Žižek's many examples are pleasurable in themselves, whether you agree with his analysis or not. Take Beethoven's Ode to Joy. Žižek sees this piece of music, at least the first part of it, as presenting the quintessence of an ideological frame, a structural template. He shows how this composition has been used as an anthem by Nazi Germany, the Soviet Union, Mao's China, South Rhodesia under colonial control, far left Peruvian guerilla forces, a pre-unified Germany when East and West participated in the Olympics as one nation in 1988, and the contemporary European Union. Ode to Joy provides an attractive but completely empty container that is devoid of all meaning, one that can be filled with any ideas whatsoever. The clichéd emotional image it provides effectively works to seduce and neutralize individuals, blinding them to their own reality.

Moving on from Beethoven we take a long, winding tour through cinema, traveling with Žižek through uncompromising socio-psychoanalytic analyses of A Clockwork Orange, West Side Story, Titanic, Jaws, Cabaret, Brazil, Full Metal Jacket, The Sound of Music, The Dark Knight, and many others. Watching key sequences from each, we enter the mind of Žižek, who sometimes appears inside set reconstructions of the films he is analyzing as he is analyzing them, a hilarious gimmick used to excellent effect (and one first used in Fiennes' lesser The Pervert's Guide to Cinemafrom 2006). In one of the more memorable moments, he interprets the inner monologue of the Taxi Driver and its greater meaning while lying in Travis Bickle's grungy bed, Scorsese camera angle and all. This method, skillfully used by Fiennes, serves to underscore Žižek's main idea since, just like with Ode to Joy, we're confronted with a potent and seductive framework that can reliably accommodate various contents.
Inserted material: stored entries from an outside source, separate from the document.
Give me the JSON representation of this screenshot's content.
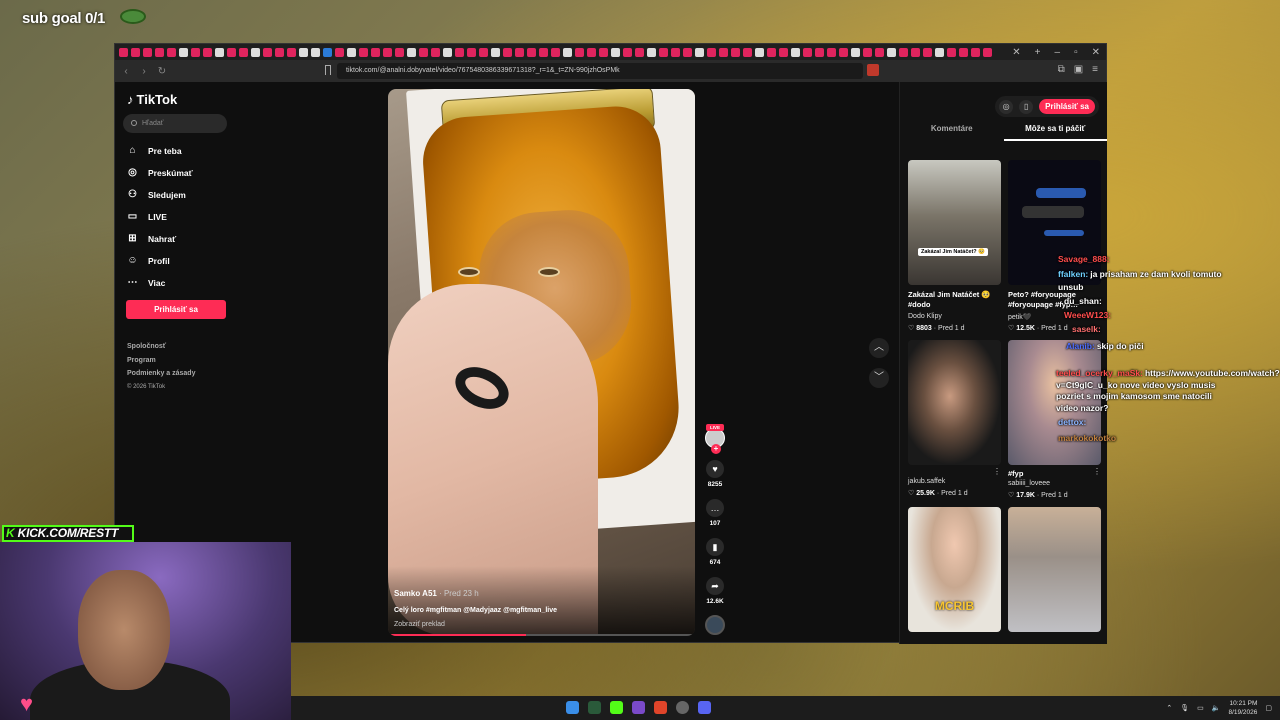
{
  "overlay": {
    "sub_goal": "sub goal 0/1",
    "kick_label": "KICK.COM/RESTT"
  },
  "browser": {
    "url": "tiktok.com/@analni.dobyvatel/video/7675480386339671318?_r=1&_t=ZN-990jzhOsPMk"
  },
  "tiktok": {
    "logo": "TikTok",
    "search_placeholder": "Hľadať",
    "nav": [
      {
        "label": "Pre teba",
        "icon": "home-icon"
      },
      {
        "label": "Preskúmať",
        "icon": "compass-icon"
      },
      {
        "label": "Sledujem",
        "icon": "following-icon"
      },
      {
        "label": "LIVE",
        "icon": "live-icon"
      },
      {
        "label": "Nahrať",
        "icon": "upload-icon"
      },
      {
        "label": "Profil",
        "icon": "profile-icon"
      },
      {
        "label": "Viac",
        "icon": "more-icon"
      }
    ],
    "login_button": "Prihlásiť sa",
    "footer": [
      "Spoločnosť",
      "Program",
      "Podmienky a zásady"
    ],
    "copyright": "© 2026 TikTok",
    "video": {
      "author": "Samko A51",
      "time": "· Pred 23 h",
      "caption": "Celý loro #mgfitman @Madyjaaz @mgfitman_live",
      "translate": "Zobraziť preklad",
      "progress": 0.45
    },
    "actions": {
      "live": "LIVE",
      "likes": "8255",
      "comments": "107",
      "saves": "674",
      "shares": "12.6K"
    },
    "right_panel": {
      "login": "Prihlásiť sa",
      "tabs": [
        "Komentáre",
        "Môže sa ti páčiť"
      ],
      "videos": [
        {
          "title": "Zakázal Jim Natáčet 🥺 #dodo",
          "author": "Dodo Klipy",
          "likes": "8803",
          "time": "Pred 1 d",
          "overlay": "Zakázal Jim Natáčet? 🥺"
        },
        {
          "title": "Peto? #foryoupage #foryoupage #fyp…",
          "author": "petik🖤",
          "likes": "12.5K",
          "time": "Pred 1 d"
        },
        {
          "title": "",
          "author": "jakub.saffek",
          "likes": "25.9K",
          "time": "Pred 1 d"
        },
        {
          "title": "#fyp",
          "author": "sabiiii_loveee",
          "likes": "17.9K",
          "time": "Pred 1 d"
        },
        {
          "title": "",
          "overlay": "MCRIB"
        },
        {
          "title": ""
        }
      ]
    }
  },
  "chat": [
    {
      "user": "Savage_888:",
      "text": "",
      "color": "#ff4d4d"
    },
    {
      "user": "ffalken:",
      "text": "ja prisaham ze dam kvoli tomuto unsub",
      "color": "#6fd0ff"
    },
    {
      "user": "du_shan:",
      "text": "",
      "color": "#ffffff"
    },
    {
      "user": "WeeeW123:",
      "text": "",
      "color": "#ff4d4d"
    },
    {
      "user": "saselk:",
      "text": "",
      "color": "#ff7070"
    },
    {
      "user": "Alanib:",
      "text": "skip do piči",
      "color": "#4d6dff"
    },
    {
      "user": "teeled_ocerky_maSk:",
      "text": "https://www.youtube.com/watch?v=Ct9glC_u_ko nove video vyslo musis pozriet s mojim kamosom sme natocili video nazor?",
      "color": "#ff4d4d"
    },
    {
      "user": "dettox:",
      "text": "",
      "color": "#8ab4ff"
    },
    {
      "user": "markokokotko",
      "text": "",
      "color": "#c08040"
    }
  ],
  "taskbar": {
    "time": "10:21 PM",
    "date": "8/19/2026"
  }
}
Interlaced with his often-priceless film analyses are worthy and helpful looks at recent events, including the Breivik massacre of young leftists in Norway, the London consumer riots, Tahrir Square, and Occupy Wall Street, as well as examinations of the role of fear in modern society, suicidal violence, obscenity in the military, misguided fantasies about saving resistant women from victimhood, official lies as forms of social control, the psychoanalytic differences between Judaism and Christianity and the urgent need for all of us to take responsibility for our dreams. If this seems like a lot, it is, but it also all fits together quite beautifully in a lightening-quick 134 minutes. And if you watch through the end of the credits you'll be rewarded with a gem of a moment, a radical reimagining of an iconic film that effectively brings together his primary points.